Encenação do sucesso
O crescimento acelerado dos chamados coachs de internet popularizou promessas de prosperidade, superação e alta performance. Com frases de efeito e falas bem ensaiadas, muitos se apresentam como autoridades no assunto e influenciam milhares de seguidores que passam a enxergá-los como modelos a serem imitados. O problema é que, em muitos casos, o que se vê é apenas uma estética bem produzida e não uma vida verdadeiramente transformada.
A ostentação virou estratégia de marketing pessoal. Quanto mais se mostra, mais se tenta validar um suposto sucesso. No entanto essa exposição constante cria uma ilusão perigosa de que vencer é aparentar ser algo e não ser de fato. Por conta disso, o que vemos é uma geração que investe mais na imagem do que no conteúdo, mais no carisma do que no caráter.
O carisma impressiona e o caráter sustenta
É possível falar bonito, motivar pessoas e até aconselhar sem viver aquilo que se prega. O sucesso real, porém, não se mede por curtidas ou seguidores, mas pela coerência entre discurso e prática, entre o que se mostra em público e o que se vive no privado.
Quando a fé vira performance
Essa lógica da aparência também se reflete na vida espiritual. Há os que se dizem cristãos mas vivem uma fé superficial e limitada às redes sociais. Eles postam versículos bíblicos, fotos no culto, registros de oração e devocionais, mas suas atitudes, escolhas e caráter não condizem com o de pessoas que andam com Deus. O relacionamento com Ele se torna virtual, enquanto, na intimidade do lar, Ele é ignorado.
Assim, a fé passa a ser performance: algo para ser visto, curtido e compartilhado e não um relacionamento real, construído em secreto, na obediência e com transformação interior.
Deus vê além das aparências
O Bispo Renato Cardoso alerta para o perigo dessa incoerência entre imagem e essência: “Deus sonda o nosso coração, sonda nossos pensamentos e as coisas que nós nem imaginamos que estão lá. Nada está oculto aos Seus olhos. Ele sabe de tudo que fazemos, pensamos e falamos, seja em público, seja no privado.”

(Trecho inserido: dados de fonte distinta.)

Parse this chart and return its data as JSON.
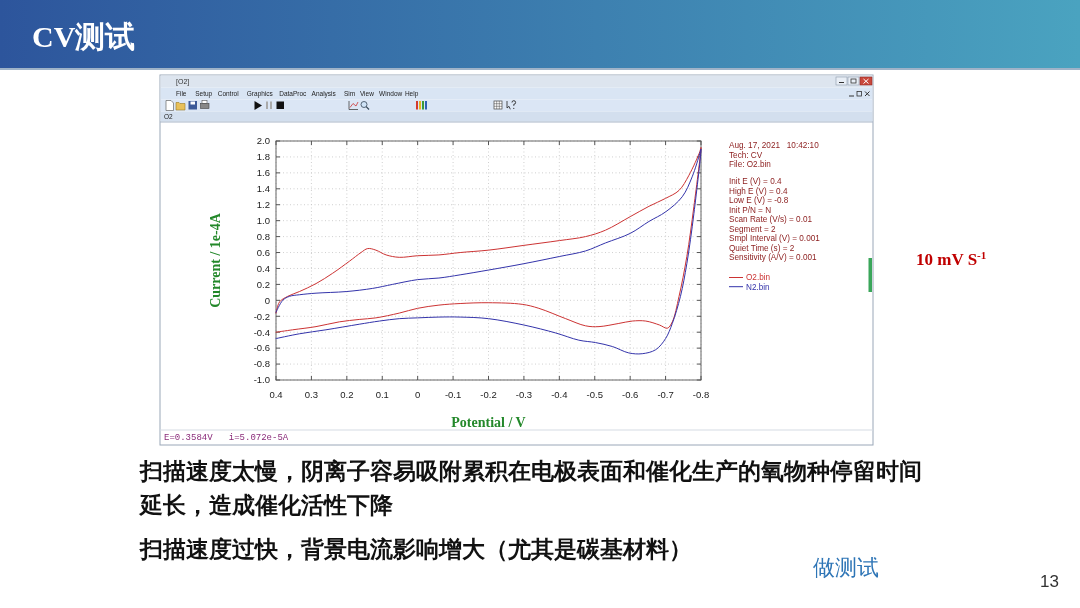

O olhar divino sobre nós expõe uma verdade desconfortável: não existe vida dupla perante Deus. Ele não se impressiona com imagens bem editadas, discursos eloquentes ou demonstrações públicas de espiritualidade. O que conta para Ele é o que está dentro de nós.
Hipocrisia religiosa
A questão citada no parágrafo acima não é nova. Nos Evangelhos, Jesus repreendeu severamente os fariseus. Eles aparentavam santidade, justiça e irrepreensibilidade, mas não viviam o que pregavam. Eles eram zelosos na aparência, mas negligentes no caráter. Por fora, pareciam santos e, por dentro, estavam distantes de Deus. A crítica de Jesus nunca foi à fé, mas à hipocrisia e à tentativa de impressionar pessoas, em vez de agradar a Deus.
Quem somos quando ninguém nos vê
O Bispo Renato Cardoso lembra que “quem somos de verdade é revelado pela forma como nos comportamos quando estamos sozinhos, quando ninguém está nos olhando”. A consideração do Bispo é que o caráter não se revela no palco, mas no bastidor e que não devemos
construí-lo para ser exibido, mas para ser vivido. E, por fim, ele propõe que se reflita se não há algo errado quando a vida só funciona na frente das câmeras.
Mais do que parecer, é preciso ser
Antes de seguir, admirar ou desejar ser como alguém, é preciso olhar além do que se vê externamente. O sucesso pode não ser real e a espiritualidade que é mostrada nem sempre é verdadeira. As aparências enganam e o que se vê na superfície muitas vezes não revela o que existe no interior da pessoa.
Mais importante do que o carisma é o caráter e do que parecer é ser. O verdadeiro sucesso, seja financeiro, seja pessoal ou espiritual, não é aprovado pelas pessoas, mas por Deus.